I think something similar is going on in the immigration debate. There are millions of undocumented immigrants in the United States. Most of them work hard, pay their taxes, support their families, and contribute positively to society. But because they are segregated and despised minority, public attention tends to focus on the small fraction of illegal immigrants that commit violent crimes, become addicted to drugs, go on welfare, and the like. People make sweeping generalizations about illegal immigrants, suggesting that they’re less patriotic, less law-abiding, less interested in integrating into American society, and so forth. Rarely is credible evidence offered for these generalizations, but people readily believe them because they confirm their existing prejudices.
Consider the common argument that tighter immigration restrictions are required to uphold “the rule of law.” Virtually every American citizen breaks the law on a regular basis. We speed, jaywalk, fail to pay use taxes, set off illegal fireworks, smoke pot, infringe copyrights, fail to register our firearms, and so forth. Most of us adopt a laid back attitude when our friends or family break such laws. We might chastise them, but we generally don’t think it merits severe punishment.
Attitudes are completely different when it comes to “illegals.” Here the American public clamors for the law to be strictly enforced—even against those who have been productive members of American society for many years. And the penalty they demand—deportation—is far more severe than the penalties faced by American citizens for all but the most serious crimes.
As I said yesterday, I don’t think most Americans understand that we’ve made it essentially impossible for low-skilled immigrants to work here legally. Nor do they realize that there are thousands of “illegals” who were brought here when they were children and have never known another home.

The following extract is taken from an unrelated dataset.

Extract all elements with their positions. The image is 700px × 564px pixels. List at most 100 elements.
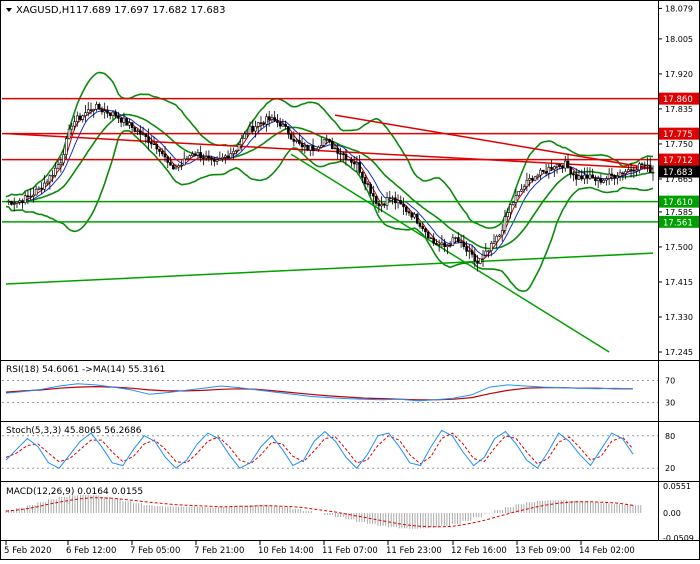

To be clear, I think this is less a matter of malice than of intellectual laziness. By all accounts, Irving Bieber didn’t hate gay people; he just didn’t try very hard to understand them. Similarly, the American voters who clamor for stricter immigration enforcement aren’t trying to ruin immigrants’ lives, they just haven’t thought very hard about what it would be like to be in an immigrant’s shoes.
But it’s precisely because double standards arise so naturally that we’ve developed strong stigmas against indulging them. We have strong taboos against making lazy generalizations about (or advocating discriminatory policies against) blacks, Jews, Catholics, homosexuals, or other traditionally disadvantaged groups. This taboo provides a counterweight to the ugly, tribal part of the human psyche that has created so much misery over the centuries.
Unfortunately, there’s no analogous stigma with respect to illegal immigrants. To the contrary, liberals and conservatives alike compete to show how tough on illegal immigrants they are. So the same natural but ugly habits of thought that did so much damage to blacks, Jews, gays, and other minority groups in the past are stoking public hostility towards immigrants today. Merely correcting factual and logical errors is unlikely to be effective in the face of this kind of entrenched prejudice. What needs to be done is what the gay rights movement did in the early 1970s: to humanize the debate by focusing attention on specific, sympathetic individuals who have been harmed by the existing policy. The DREAM Act does this beautifully. The Founders Visa does just the opposite.